Проблем несколько:
1. Сервак начал часто и спонтанно ребутится. (иногда несколько раз в день)
2. Рейд постоянно разваливается после ребутов
3. smart ругается на ad10 "Currently unreadable (pending) sectors"
Но такое чувство что все эти проблемы связаны между собой...

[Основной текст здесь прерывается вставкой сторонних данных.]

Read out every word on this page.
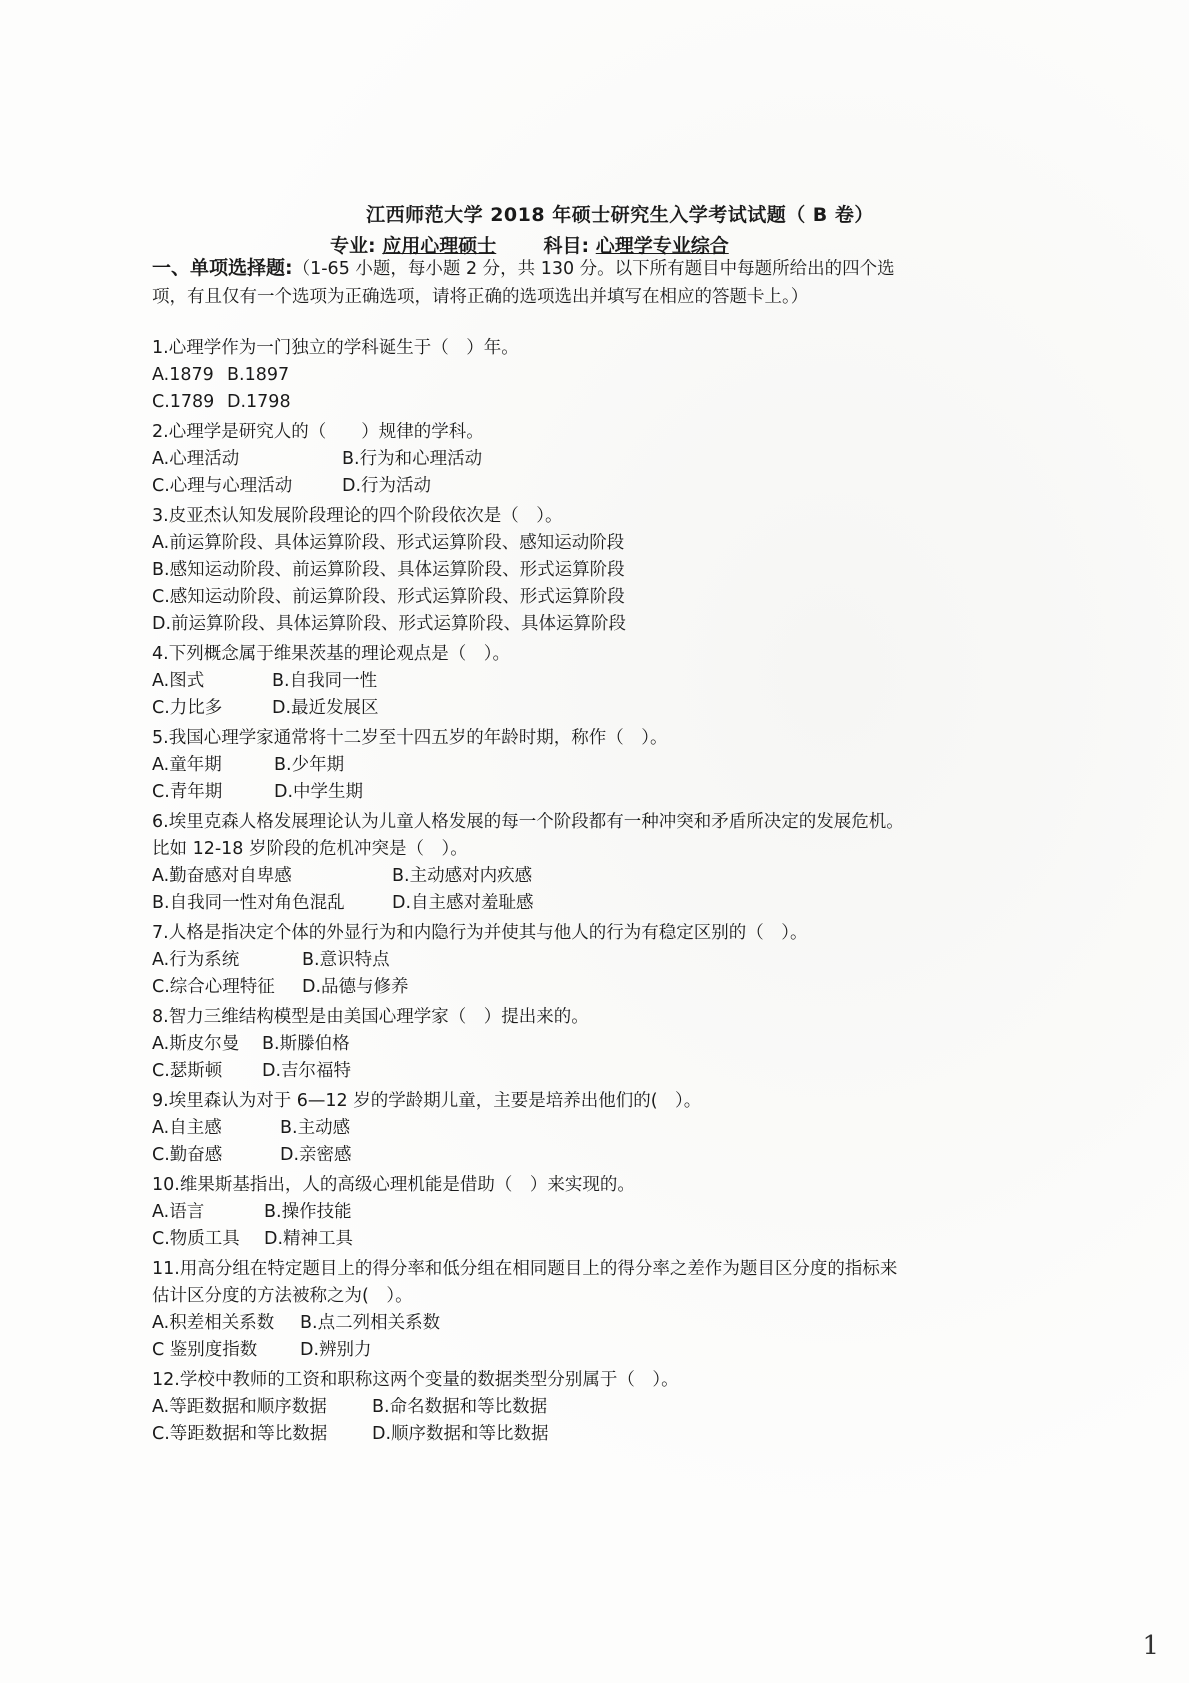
江西师范大学 2018 年硕士研究生入学考试试题（ B 卷）
专业: 应用心理硕士 科目: 心理学专业综合
一、单项选择题:（1-65 小题，每小题 2 分，共 130 分。以下所有题目中每题所给出的四个选项，有且仅有一个选项为正确选项，请将正确的选项选出并填写在相应的答题卡上。）
1.心理学作为一门独立的学科诞生于（　）年。
A.1879 B.1897
C.1789 D.1798
2.心理学是研究人的（　　）规律的学科。
A.心理活动	B.行为和心理活动
C.心理与心理活动	D.行为活动
3.皮亚杰认知发展阶段理论的四个阶段依次是（　）。
A.前运算阶段、具体运算阶段、形式运算阶段、感知运动阶段
B.感知运动阶段、前运算阶段、具体运算阶段、形式运算阶段
C.感知运动阶段、前运算阶段、形式运算阶段、形式运算阶段
D.前运算阶段、具体运算阶段、形式运算阶段、具体运算阶段
4.下列概念属于维果茨基的理论观点是（　）。
A.图式	B.自我同一性
C.力比多	D.最近发展区
5.我国心理学家通常将十二岁至十四五岁的年龄时期，称作（　）。
A.童年期	B.少年期
C.青年期	D.中学生期
6.埃里克森人格发展理论认为儿童人格发展的每一个阶段都有一种冲突和矛盾所决定的发展危机。比如 12-18 岁阶段的危机冲突是（　）。
A.勤奋感对自卑感	B.主动感对内疚感
B.自我同一性对角色混乱	D.自主感对羞耻感
7.人格是指决定个体的外显行为和内隐行为并使其与他人的行为有稳定区别的（　）。
A.行为系统	B.意识特点
C.综合心理特征	D.品德与修养
8.智力三维结构模型是由美国心理学家（　）提出来的。
A.斯皮尔曼	B.斯滕伯格
C.瑟斯顿	D.吉尔福特
9.埃里森认为对于 6—12 岁的学龄期儿童，主要是培养出他们的(　）。
A.自主感	B.主动感
C.勤奋感	D.亲密感
10.维果斯基指出，人的高级心理机能是借助（　）来实现的。
A.语言	B.操作技能
C.物质工具	D.精神工具
11.用高分组在特定题目上的得分率和低分组在相同题目上的得分率之差作为题目区分度的指标来估计区分度的方法被称之为(　）。
A.积差相关系数	B.点二列相关系数
C 鉴别度指数	D.辨别力
12.学校中教师的工资和职称这两个变量的数据类型分别属于（　）。
A.等距数据和顺序数据	B.命名数据和等比数据
C.等距数据和等比数据	D.顺序数据和等比数据
1
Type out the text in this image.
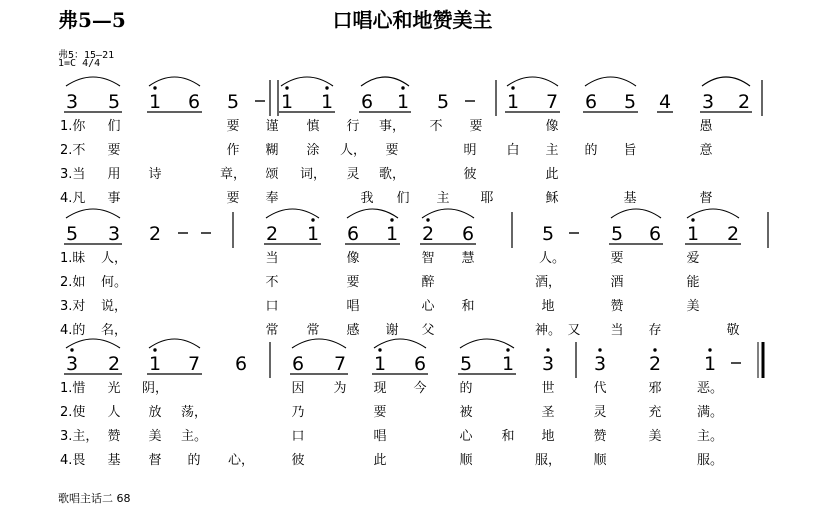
弗5—5	口唱心和地赞美主
弗5：15—21
1=C 4/4
3 5 1 6 5 1 1 6 1 5	1 7 6 5 4 3 2
1.你 们	要 谨 慎 行 事， 不 要	像	愚
2.不 要	作 糊 涂 人， 要	明 白 主 的 旨	意
3.当 用 诗	章， 颂 词， 灵 歌，	彼	此
4.凡 事	要 奉	我 们 主 耶	稣	基	督
5 3 2	2 1 6 1 2 6	5	5 6 1 2
1.昧 人，	当	像	智 慧	人。	要	爱
2.如 何。	不	要	醉	酒，	酒	能
3.对 说，	口	唱	心 和	地	赞	美
4.的 名，	常 常 感 谢 父	神。 又 当 存	敬
3 2 1 7 6 6 7 1 6 5 1 3 3 2 1
1.惜 光 阴，	因 为 现 今	的	世	代	邪	恶。
2.使 人 放 荡，	乃	要	被	圣	灵	充	满。
3.主， 赞 美 主。	口	唱	心 和 地	赞	美	主。
4.畏 基 督 的 心，	彼	此	顺	服， 顺	服。
歌唱主话二 68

Вот такое видно после очередного ребута:
т.е. ругань смарта предшествует. Короткий self test тоже не проходит по этому винту, шля репорт о error 'Device: /dev/ad10, 2 Currently unreadable (pending) sectors'
# dmesg
Код: Выделить всё
Apr 22 05:19:28 srv smartd[847]: Device: /dev/ad10, 2 Currently unreadable (pending) sectors
Apr 22 05:24:28 srv smartd[847]: Device: /dev/ad10, 2 Currently unreadable (pending) sectors
Apr 22 05:29:28 srv smartd[847]: Device: /dev/ad10, 2 Currently unreadable (pending) sectors
Apr 22 05:39:27 srv last message repeated 2 times
Apr 22 05:49:28 srv last message repeated 2 times
Apr 22 05:59:29 srv last message repeated 2 times
Apr 22 06:20:54 srv syslogd: kernel boot file is /boot/kernel/kernel
При этом рейд заканомерно разваливается: (типа ad8 is stale)
# dmesg:
Код: Выделить всё
ad8: 305245MB <SAMSUNG HD321KJ CP100-12> at ata4-master SATA150
GEOM_MIRROR: Device gm0 created (id=1752941073).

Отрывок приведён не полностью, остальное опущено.